JeremyRichards / Shutterstock.com
Crowded market during a festival at Orchha, Madhya Pradesh, India. JeremyRichards / Shutterstock.com

Here, merely dubbing a national advertising campaign into local language isn’t likely to work. The concerns are likely to be different, so are the types of products and periods of peak sales.

Seasonality and cultural context also play a huge role in driving offers and promotions. Local festivals and events are significant drivers of commerce and this is unique to different parts of the country. For instance, retail seasonal spike (could be as high as 30% of annual sales) in Kerala happens during Onam (several weeks ahead of Diwali which is the predominant retail season up north).

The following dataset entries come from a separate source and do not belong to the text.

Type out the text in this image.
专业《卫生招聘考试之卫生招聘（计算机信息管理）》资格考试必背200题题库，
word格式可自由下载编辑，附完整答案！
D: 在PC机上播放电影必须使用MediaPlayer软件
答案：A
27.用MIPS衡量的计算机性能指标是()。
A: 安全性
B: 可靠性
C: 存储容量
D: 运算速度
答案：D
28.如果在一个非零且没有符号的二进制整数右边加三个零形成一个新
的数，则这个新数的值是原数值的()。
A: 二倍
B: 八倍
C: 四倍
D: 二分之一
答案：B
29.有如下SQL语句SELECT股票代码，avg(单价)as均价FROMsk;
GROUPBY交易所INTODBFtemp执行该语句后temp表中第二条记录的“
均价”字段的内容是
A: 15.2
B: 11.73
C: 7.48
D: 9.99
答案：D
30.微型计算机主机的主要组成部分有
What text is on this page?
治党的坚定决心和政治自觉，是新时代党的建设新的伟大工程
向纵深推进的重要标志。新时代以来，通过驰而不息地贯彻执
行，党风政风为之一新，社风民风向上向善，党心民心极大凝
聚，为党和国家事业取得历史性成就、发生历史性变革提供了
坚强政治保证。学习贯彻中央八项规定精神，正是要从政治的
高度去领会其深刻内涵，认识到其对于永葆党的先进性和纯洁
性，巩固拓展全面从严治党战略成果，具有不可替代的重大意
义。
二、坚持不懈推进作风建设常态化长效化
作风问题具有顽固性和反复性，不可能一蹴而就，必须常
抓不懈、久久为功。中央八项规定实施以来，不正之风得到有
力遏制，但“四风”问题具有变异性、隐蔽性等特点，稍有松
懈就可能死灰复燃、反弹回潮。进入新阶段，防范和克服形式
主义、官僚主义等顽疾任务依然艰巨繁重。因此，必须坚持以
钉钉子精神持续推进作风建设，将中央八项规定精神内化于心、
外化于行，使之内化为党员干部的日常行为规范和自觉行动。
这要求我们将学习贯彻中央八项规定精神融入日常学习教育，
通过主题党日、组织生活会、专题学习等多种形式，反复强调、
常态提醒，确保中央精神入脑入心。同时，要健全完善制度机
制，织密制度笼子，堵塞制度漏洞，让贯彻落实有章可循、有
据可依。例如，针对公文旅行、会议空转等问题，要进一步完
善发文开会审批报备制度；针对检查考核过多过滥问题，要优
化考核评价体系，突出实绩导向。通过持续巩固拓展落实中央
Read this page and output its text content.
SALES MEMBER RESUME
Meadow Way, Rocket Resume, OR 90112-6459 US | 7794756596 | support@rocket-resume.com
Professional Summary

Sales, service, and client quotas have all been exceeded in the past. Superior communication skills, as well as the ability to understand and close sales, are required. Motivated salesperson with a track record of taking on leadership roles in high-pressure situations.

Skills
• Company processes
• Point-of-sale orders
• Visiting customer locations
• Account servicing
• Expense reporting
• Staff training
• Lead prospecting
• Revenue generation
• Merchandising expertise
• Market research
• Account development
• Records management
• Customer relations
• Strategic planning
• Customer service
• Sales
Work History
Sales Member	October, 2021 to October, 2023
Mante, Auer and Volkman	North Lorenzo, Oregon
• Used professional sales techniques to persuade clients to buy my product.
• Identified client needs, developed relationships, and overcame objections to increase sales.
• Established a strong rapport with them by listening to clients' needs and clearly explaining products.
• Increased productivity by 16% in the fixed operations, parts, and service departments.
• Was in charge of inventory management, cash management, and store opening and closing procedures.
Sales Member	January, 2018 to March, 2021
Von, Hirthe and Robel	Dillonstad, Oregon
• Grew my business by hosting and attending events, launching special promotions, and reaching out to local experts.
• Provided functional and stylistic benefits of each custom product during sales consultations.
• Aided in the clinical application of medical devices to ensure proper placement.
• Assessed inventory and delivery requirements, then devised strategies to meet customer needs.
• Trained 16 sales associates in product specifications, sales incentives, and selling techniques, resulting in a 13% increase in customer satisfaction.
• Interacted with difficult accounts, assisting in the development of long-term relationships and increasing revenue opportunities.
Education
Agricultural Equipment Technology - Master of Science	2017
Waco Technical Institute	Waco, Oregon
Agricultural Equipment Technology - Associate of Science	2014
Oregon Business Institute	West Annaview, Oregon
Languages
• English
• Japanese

Yet, e-commerce firms today aren’t making enough of an effort as they chase instant scale and rapid topline growth.

Personalisation

Personalisation of platforms will be crucial in order to break through the clutter.

While platforms today support rudimentary pin-code based availability of products, a highly personalised, local and relevant customer experience is still a non-starter. Today, it is largely limited to offering fine tuned recommendations (even this needs to go a long way). But beyond that, the platforms remains largely static.

There is data becoming available for ultra-personalisation.

India’s consumer behaviour is on the verge of becoming data-rich, especially as the digital payments layer begins to take effect. “Payment play should be more correctly called a data play,” feels Jitendra Gupta, Founder of CitrusPay. The payment technology company was recently acquired by Naspers’ PayU for $130 mm in an all-cash acquisition. He is betting on the fact that the rich customer data that payment providers have will be unmatched and extremely valuable, especially for middle India whose digital footprint has been small so far.

Ultimately, localising the experience (from language to selection to promotions) for every consumer on top of the other localisation stack will truly cater to the small-town consumer and open up new frontiers for Indian e-commerce.